Closed cozycactus closed 1 month ago
Good find, thanks. Though most of these, e.g. sampleRate
, centerFrequency
, will be wrong until the first set*()
call.
We'll need to test if librtlsdr produces sensible values on startup and read those, perhaps in the constructor or perhaps on first call (using an out of bounds dummy value).
Are you interested to test that, are read values on cold or warm start of an rtlsdr sensible?
i suppose values you mentioned have to be in proper range too..
how do you want me to test it? i'm interested
Currently the constructor sets some default values (like your 0.0 for gain), and the get-calls return that bogus value.
It would be interesting what the rtlsdr_-calls (like tunerGain = rtlsdr_get_tuner_gain(dev) / 10.0
return on first call, maybe in the constructor.

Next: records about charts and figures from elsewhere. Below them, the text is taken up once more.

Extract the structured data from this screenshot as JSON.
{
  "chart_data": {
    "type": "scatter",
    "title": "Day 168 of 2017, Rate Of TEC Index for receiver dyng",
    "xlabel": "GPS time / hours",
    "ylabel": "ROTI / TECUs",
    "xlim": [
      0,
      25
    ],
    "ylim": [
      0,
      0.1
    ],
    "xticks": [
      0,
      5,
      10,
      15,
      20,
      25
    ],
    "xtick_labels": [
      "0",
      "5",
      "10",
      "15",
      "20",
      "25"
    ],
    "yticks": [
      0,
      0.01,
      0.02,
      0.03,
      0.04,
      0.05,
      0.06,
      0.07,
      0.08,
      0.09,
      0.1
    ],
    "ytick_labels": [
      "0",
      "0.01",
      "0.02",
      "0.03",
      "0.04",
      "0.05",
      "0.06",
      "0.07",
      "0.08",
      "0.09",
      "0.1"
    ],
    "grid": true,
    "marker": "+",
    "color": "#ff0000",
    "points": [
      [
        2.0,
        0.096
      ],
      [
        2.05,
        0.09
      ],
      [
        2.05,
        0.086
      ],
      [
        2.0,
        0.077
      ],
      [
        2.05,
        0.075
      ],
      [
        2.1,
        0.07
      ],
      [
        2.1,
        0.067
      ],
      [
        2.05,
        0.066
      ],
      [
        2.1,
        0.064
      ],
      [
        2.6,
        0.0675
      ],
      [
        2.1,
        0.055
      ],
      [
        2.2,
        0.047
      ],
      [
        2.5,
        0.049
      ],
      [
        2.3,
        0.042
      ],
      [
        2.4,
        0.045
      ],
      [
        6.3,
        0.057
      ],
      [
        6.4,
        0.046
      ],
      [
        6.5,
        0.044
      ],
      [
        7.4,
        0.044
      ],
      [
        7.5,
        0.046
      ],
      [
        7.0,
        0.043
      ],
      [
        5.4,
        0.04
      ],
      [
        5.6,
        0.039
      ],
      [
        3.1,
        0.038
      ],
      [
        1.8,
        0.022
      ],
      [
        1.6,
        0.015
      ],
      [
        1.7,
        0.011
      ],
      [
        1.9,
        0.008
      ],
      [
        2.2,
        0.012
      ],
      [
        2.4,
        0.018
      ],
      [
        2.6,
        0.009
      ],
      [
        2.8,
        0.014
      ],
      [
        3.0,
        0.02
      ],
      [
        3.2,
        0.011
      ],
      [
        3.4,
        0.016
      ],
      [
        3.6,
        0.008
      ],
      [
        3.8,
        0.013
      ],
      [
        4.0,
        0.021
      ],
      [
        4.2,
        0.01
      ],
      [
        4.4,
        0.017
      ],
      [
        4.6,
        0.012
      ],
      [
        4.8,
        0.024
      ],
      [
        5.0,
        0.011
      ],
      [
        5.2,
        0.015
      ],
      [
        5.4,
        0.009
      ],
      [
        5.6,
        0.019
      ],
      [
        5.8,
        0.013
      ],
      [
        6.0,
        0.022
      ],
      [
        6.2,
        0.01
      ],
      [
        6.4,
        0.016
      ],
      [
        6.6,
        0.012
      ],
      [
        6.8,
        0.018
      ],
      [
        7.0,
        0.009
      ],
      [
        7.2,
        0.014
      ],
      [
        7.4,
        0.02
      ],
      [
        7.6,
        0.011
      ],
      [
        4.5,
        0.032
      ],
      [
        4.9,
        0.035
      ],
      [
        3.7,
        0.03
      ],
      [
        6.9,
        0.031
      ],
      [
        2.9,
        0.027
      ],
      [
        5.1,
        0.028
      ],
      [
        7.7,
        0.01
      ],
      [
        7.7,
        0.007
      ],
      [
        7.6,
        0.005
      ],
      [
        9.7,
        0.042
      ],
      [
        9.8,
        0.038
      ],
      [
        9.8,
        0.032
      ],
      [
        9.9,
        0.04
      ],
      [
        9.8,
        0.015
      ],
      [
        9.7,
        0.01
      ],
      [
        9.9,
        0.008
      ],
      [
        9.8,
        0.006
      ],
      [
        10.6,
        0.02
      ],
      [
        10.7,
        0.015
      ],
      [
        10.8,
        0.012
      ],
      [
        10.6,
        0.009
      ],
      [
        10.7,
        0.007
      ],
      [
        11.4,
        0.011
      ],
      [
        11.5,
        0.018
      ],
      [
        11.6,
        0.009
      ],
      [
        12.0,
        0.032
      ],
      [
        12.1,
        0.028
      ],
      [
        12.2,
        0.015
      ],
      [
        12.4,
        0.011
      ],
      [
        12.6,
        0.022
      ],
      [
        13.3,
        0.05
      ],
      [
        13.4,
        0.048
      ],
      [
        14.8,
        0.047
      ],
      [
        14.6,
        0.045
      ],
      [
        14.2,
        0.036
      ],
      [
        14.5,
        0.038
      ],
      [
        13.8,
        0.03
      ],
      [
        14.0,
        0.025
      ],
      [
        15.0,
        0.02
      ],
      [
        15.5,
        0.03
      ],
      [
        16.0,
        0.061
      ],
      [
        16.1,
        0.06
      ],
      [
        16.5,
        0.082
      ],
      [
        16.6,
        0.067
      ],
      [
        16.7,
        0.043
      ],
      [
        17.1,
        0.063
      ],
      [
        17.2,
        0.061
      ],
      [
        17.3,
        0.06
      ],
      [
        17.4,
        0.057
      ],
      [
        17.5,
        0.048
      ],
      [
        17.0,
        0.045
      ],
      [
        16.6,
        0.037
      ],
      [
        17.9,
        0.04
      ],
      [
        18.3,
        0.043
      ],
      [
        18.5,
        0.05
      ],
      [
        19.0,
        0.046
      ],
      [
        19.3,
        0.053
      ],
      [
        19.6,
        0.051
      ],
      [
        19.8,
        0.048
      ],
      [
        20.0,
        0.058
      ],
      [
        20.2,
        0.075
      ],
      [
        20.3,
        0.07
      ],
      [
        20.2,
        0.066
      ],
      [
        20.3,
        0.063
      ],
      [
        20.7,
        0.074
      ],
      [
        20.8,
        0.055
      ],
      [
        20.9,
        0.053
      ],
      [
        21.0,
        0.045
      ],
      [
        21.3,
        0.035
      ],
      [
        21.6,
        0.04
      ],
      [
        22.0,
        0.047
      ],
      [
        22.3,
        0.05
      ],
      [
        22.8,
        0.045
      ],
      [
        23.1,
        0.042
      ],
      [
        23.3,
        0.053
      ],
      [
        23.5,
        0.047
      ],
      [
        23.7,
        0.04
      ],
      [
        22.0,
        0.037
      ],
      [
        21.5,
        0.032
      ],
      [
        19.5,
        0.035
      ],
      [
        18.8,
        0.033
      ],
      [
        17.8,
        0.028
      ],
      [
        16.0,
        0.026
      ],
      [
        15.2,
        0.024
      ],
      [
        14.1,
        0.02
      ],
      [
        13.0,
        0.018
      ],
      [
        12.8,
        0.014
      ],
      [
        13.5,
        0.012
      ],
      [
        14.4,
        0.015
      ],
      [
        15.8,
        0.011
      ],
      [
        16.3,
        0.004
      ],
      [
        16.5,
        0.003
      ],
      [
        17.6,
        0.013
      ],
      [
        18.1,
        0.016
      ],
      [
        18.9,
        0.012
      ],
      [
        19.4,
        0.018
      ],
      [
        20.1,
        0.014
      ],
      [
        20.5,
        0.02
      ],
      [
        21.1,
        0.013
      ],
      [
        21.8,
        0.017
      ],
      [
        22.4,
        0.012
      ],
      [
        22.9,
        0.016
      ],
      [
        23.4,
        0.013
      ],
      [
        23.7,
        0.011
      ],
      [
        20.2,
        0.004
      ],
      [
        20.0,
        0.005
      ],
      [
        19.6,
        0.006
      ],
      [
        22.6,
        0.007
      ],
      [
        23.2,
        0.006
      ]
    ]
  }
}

Are there sensible values before any first set-call? Are the values from a warm start (previously accessed rtlsdr) still there?
If that all works out we'd need to decide wether to put a number of rtlsdrget-calls in the constructor or put them as if (value invalid) { value=rtlsdr_get_ }
in the get-calls (with an init to invalid too).
Oh, sorry, I just remembered that rtlsdr does not issue any (i2c) read calls but always returns the cached value from the last write. Scrub the idea, get-calls will always be bogus until the first set-call.
This pull request addresses an issue within Gqrx where the tunerGain variable in the SoapyRTLSDR constructor remains uninitialized. As a result, when switching between different SoapySDR drivers, the tunerGain can assume abnormally large values, causing the Gqrx interface to become excessively wide and disrupting the user experience.